I hope that my new South-facing gravel bed, which was basically a natural feature in the yard "helped along" by the construction of a ramp down to the floodplain along Hayes Creek, will bring about more stability in my Opuntia populations and offer new possibilities with its natural attributes. This steep slope accumulates much less snow during the winter. It is snow-free weeks ahead of my other garden beds, and its Southern aspect ensures it dries out very rapidly and remains well-drained once the snow is gone. It should help me grow more cacti, more successfully. It could really rejuvinate my interest and enthusiasm for these plants. In fact, it already has - I have high hopes for the many cuttings and seedlings I planted in that bed this past Summer.

Anyhow, here is my review of the best Opuntiads of 2015.

Opuntia "Sandy Hook" is a hybrid by Jean Wieprecht of Edmonton, Alberta. Jean described as being of Opuntia fragilis lineage but in those days (80's, 90's) anything small and cute, including what is now called Opuntia debreczyi, was lumped into O. fragilis. There is no way of knowing for sure, but I'd say this is likely to be of O. debreczyi lineage.

Close-up of Opuntia "Sandy Hook". Blooming on June 20, 2015, this flowered appoximately 2 weeks earlier than usual - the earliest I have ever seen Opuntia bloom in this garden!

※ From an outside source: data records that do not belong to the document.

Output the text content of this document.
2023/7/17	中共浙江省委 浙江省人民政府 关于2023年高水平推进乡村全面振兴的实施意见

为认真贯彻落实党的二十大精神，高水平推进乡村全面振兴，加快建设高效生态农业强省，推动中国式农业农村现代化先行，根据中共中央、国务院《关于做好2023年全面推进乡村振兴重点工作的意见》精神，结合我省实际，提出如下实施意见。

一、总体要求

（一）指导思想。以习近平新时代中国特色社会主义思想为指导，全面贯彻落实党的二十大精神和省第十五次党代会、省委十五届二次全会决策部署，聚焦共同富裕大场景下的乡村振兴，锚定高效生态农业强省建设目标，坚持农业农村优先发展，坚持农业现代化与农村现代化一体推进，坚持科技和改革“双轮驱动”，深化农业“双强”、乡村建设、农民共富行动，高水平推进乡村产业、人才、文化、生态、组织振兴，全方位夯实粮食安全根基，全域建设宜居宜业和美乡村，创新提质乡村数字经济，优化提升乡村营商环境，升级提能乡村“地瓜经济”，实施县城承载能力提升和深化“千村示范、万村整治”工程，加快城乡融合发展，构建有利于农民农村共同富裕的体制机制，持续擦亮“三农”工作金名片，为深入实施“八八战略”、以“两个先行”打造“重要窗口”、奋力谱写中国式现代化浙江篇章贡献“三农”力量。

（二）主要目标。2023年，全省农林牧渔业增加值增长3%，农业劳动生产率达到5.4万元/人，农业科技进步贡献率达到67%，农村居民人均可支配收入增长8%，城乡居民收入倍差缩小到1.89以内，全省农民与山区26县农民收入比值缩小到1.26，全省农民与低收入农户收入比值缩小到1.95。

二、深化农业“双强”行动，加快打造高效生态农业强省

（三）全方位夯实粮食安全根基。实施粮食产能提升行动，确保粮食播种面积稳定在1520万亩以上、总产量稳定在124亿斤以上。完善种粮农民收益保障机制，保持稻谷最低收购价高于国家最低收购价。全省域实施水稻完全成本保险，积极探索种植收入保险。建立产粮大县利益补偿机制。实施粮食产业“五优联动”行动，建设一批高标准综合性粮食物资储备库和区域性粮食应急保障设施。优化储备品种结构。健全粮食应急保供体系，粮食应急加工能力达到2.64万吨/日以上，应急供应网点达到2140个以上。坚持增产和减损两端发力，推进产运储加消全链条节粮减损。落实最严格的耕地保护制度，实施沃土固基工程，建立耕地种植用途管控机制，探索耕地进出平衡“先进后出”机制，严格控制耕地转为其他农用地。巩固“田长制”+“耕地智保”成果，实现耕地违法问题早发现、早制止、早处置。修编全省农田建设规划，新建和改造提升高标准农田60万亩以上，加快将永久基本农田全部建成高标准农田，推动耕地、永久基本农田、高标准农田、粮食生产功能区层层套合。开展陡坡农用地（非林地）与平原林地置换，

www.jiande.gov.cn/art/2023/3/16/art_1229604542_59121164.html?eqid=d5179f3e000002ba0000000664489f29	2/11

One more of Opuntia "Sandy Hook".

I love the acid yellow blooms of this Opuntia polyacantha from Colorado.

A close-up of that same Opuntia polyacantha. I got this from Beaver Creek Greenhouses, although the vast majority of my Opuntia now are hybrids I made, or collected myself in mountainous regions of North America, or traded for from other breeders & collectors.

This Opuntia polyacantha from the Red Deer River Valley's badlands near Jenner, Alberta, has done well for me in certain conditions since I collected it in 2005. It does not like excessive snow and a wet shoulder season, and so does very well permanently planted in this trough which is kept dry and virtually snow-free by the roof of the adjacent potting shed. This plant sees temperatures below -30C every year, and is unaffected. There are many ball cacti in this trough too, including several collections of Escobaria vivipara and many Pediocactus simpsonii. All of these enjoy the drier conditions of the trough. More on those in Part 2.

Another shot of Opuntia polyacantha from Jenner, Alberta.

This Opuntia polyacantha is one of the original bunch I purchased in 2004 from the now-defunct Cusheon Creek Nursery on Saltspring Island, BC. The only information I have is that it's from Utah. It is one of the most winter-tolerant Opuntia I have.

Another shot of that Utah Opuntia polyacantha.

Good old Opuntia "Namao Rose", another Jean Wieprecht hybrid that is hands-down the best performing Opuntia for me since 2004. This plant handles cold, wet, and is a prolific bloomer. Jean said it was an open-pollinated hybrid of Opuntia basilaris, but in those days, people referred to Opuntia aurea as O. basilaris. I believe it to be the progeny of O. aurea, based on its habit and characteristics.

I am quite excited about this Opuntia, which I received in trade with Francois Pare of Montreal. The pads are beautiful and the plant seems to do okay sitting underneath Pinus contorta. I got seed from it last year and am working on seedlings.

Opuntia "Sandy Hook" and Opuntia "Namao Rose", both Wieprecht hybrids.

Opuntia "Linz" - a European hybrid I obtained in trade with Martin Tversted of Denmark. I love that colour - looking for a higher resolution version of this photo.

Opuntia "Indian Princess" is a third Wieprecht hybrid developed in Edmonton (quite by accident - Jean's hybrids are the product of open pollination). Another amazing colour - looking for a higher resolution version of this photo.